Now, I almost know nothing about outdoor woodworking and how to protect it from the environment. So I asked around on woodworking.nl and I browsed around in the library. This little book from a consumers organisation, published in 1994, is actually quite good and detailed. Especially important, it has local information, about how things like this are made in our country with currently available materials.
So I got myself some prefabricated window stock. This is almost all made from Meranti, a kind of wood I haven't worked with before. It should be more wheater resitant then pine, which was used mostly in the past, but it gets painted anyway.

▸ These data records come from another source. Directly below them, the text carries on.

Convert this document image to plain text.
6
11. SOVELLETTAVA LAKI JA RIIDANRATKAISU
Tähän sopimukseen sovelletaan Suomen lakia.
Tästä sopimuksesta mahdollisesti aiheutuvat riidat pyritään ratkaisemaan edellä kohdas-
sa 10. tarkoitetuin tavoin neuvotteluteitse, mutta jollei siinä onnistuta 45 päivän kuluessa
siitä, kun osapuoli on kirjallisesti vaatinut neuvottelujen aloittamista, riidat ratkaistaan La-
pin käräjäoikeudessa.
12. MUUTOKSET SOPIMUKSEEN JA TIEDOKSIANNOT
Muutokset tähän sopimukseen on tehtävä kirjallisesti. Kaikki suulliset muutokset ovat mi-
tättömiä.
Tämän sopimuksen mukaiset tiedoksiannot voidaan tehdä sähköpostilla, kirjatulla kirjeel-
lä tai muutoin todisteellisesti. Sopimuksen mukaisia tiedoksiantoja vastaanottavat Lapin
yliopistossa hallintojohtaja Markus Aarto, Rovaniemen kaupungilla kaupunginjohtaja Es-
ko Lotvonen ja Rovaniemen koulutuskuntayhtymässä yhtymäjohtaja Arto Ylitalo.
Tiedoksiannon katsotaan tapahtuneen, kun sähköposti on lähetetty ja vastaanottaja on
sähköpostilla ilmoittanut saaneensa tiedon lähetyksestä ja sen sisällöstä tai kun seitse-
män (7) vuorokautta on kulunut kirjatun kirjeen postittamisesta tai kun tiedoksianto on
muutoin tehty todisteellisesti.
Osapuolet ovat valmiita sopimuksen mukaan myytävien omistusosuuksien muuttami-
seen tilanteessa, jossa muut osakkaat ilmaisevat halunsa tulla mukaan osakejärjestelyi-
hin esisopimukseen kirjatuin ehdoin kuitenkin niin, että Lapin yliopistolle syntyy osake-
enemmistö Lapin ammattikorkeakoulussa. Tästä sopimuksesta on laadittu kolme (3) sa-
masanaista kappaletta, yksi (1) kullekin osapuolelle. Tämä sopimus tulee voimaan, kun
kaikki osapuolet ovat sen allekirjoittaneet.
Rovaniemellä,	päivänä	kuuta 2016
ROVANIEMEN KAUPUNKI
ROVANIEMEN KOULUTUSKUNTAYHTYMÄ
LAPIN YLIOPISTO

Meranti is sold in standard sizes for windows with all the rebates allready cut. These sizes are a bit too bulky for the walls of a shed like this. My walls are only 10 cm thick, while the walls from a normal house are more like 30 cm. I also want to change the looks of the window a bit, letting them deeper into the wall, so it doesn't have the same "flat" look as the old ones. This means that I have to change the standard sizes.
A bit of work for the tablesaw.
Here I have been cutting the sloping deck of the lower window sill. My saw doesn't reach far enough, so I had to remove the rest with a chisel and clean up with a plane.
Meranti is weird stuff. Very soft and light weight. Splintery and loves to tear out. With the famous chipbreaker technique it is no problem to plane though. You must handle the wood carefully, because it dents easilly.